そもそも、理化学研究所の雇用者に対する人権保護の観点からしても、診断書が提出されている状況で雇用者にそのような対応をさせたことについて大いに問題がある。しかも、再調査不開始とした審査結果報告においては、上記診断書提出直後のヒアリング結果を研究不正認定の根拠として多く引用しているのは、およそ調査対象者に対する人権への配慮に大きく欠けたものと言わねばならない。

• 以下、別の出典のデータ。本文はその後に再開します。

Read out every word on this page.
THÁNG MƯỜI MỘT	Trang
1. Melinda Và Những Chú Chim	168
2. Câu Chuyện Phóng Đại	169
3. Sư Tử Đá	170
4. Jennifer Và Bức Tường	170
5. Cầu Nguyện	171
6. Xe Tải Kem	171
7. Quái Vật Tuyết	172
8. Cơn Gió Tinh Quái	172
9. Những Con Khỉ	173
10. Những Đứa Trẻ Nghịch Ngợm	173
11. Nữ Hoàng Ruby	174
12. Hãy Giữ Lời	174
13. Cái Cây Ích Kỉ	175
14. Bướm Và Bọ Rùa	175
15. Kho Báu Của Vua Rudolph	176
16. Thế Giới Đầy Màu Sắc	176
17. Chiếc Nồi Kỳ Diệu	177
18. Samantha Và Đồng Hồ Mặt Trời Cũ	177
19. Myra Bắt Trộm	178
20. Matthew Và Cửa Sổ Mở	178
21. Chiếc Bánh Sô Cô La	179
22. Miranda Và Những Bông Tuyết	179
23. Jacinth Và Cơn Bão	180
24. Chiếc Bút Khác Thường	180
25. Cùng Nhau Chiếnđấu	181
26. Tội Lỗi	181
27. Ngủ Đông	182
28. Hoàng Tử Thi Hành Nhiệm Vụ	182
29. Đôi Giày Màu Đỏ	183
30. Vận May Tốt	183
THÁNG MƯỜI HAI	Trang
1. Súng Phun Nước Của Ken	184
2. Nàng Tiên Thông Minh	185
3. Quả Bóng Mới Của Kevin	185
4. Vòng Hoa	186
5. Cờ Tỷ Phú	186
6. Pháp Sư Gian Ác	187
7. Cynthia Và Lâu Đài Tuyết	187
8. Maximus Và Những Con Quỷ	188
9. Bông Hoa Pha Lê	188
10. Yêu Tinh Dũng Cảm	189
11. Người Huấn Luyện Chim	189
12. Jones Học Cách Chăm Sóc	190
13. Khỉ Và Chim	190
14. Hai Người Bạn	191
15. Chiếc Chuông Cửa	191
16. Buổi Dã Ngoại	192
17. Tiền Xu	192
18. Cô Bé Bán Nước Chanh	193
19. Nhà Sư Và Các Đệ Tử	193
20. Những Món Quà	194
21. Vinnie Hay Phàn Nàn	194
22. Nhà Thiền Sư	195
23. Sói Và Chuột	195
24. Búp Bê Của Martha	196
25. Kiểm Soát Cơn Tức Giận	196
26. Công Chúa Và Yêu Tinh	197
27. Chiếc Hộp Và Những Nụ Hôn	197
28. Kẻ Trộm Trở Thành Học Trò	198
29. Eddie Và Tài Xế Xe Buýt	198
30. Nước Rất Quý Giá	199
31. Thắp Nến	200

(2)調査において全くといってよいほど弁明の機会が与えられなかったこと
本来、弁明の機会を与えるためには、調査委員会において、何が調査の対象となっていて、研究不正の判断のポイントがどこにあるのかを事前に示したうえで、かつ調査対象者に十分に弁明のための資料等の準備をする時間を与えてなされるべきであるにもかかわらず、一貫してそれがなされなかった。
(3)不服申立時の証拠開示の不備
小保方晴子は、理化学研究所に対して、調査委員会がいかなる証拠に基づいて研究不正との最終判断を示したのか、調査委員会に提出されている資料や関係者を含めたヒアリング結果等を明らかにすることを求めたが、小保方晴子本人の提出した証拠以外の証拠については全く明らかにされず、ヒアリング結果についても一切開示されなかった。そして、再調査不開始とした審査結果報告において初めて、当初の調査報告書にも記載されていなかった、研究不正認定の根拠とされる本人のヒアリング結果の内容等が明らかにされたのである。
(4)不服申立時の弁明機会の確保拒否
小保方晴子は、不服申立てに対して再調査を開始するか否かの審査の段階においても、弁明の機会を求めたにもかかわらず機会は確保されなかった。

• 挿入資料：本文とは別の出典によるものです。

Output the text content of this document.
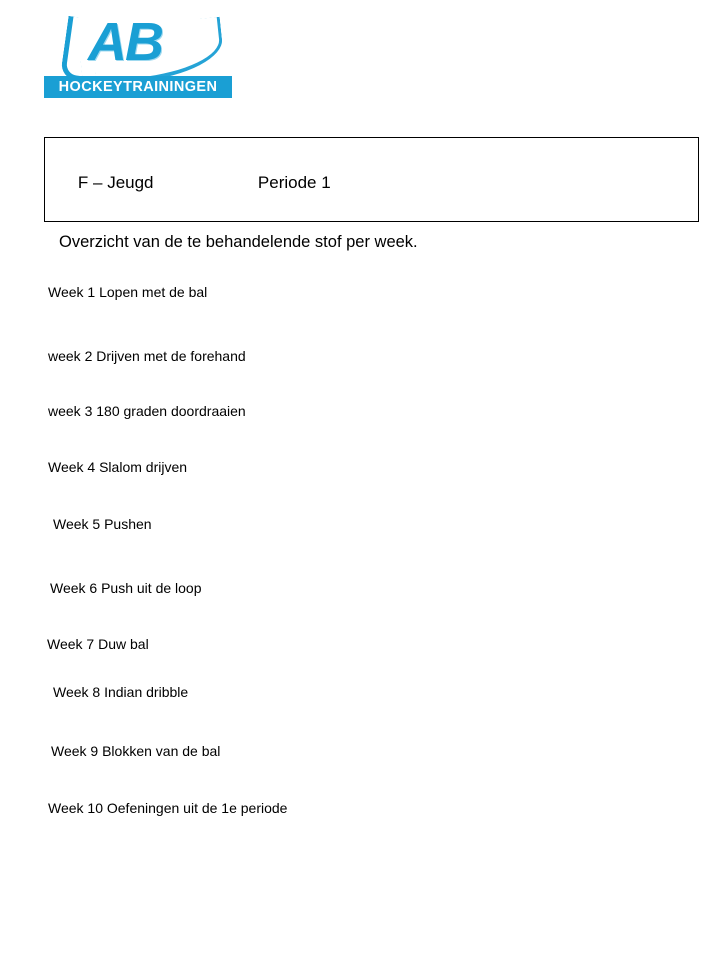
AB
HOCKEYTRAININGEN

F – Jeugd	Periode 1

Overzicht van de te behandelende stof per week.
Week 1 Lopen met de bal
week 2 Drijven met de forehand
week 3 180 graden doordraaien
Week 4 Slalom drijven
Week 5 Pushen
Week 6 Push uit de loop
Week 7 Duw bal
Week 8 Indian dribble
Week 9 Blokken van de bal
Week 10 Oefeningen uit de 1e periode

本人は入院中であり、ヒアリングを行うにも医師や弁護士の立ち合いが必要であった。それにも関わらず、調査委員会は、連休期間中の日曜日に連絡をしてきて、翌日か翌々日(祝日)にヒアリングを実施すると一方的に期日を指定してヒアリングの実施を告げたもので、およそ配慮のかけらもなかった。しかも、同報告書にも明記されているが、弁護団からは「文書や質問事項の特定がなければ、ヒアリングに応じることはできないこと、ヒアリングは、不服申立者の体調からして1週間程度の猶予が必要であること、委員会が必要であるとするのであれば、不服申立者の体調について医師の診断書を提出する」と回答したにも関わらず、それについて委員会から何らの返答もないまま「診断書の提出が無かった」として、一方的に再調査開始不要との判断を行った。
(5)調査委員会の構成問題
不服申立てに対して再調査を開始するか否かの審査を含め、その後の審査及び再調査のための調査委員会は、当初の調査委員会の委員以外の者によって構成されるべきである。調査報告書の判断をした調査委員会は、不服申立の審査において中立の立場にあるとはいえず、手続構造から見て、公正な審査が期待できない。(以上)
(弁護士ドットコム トピックス)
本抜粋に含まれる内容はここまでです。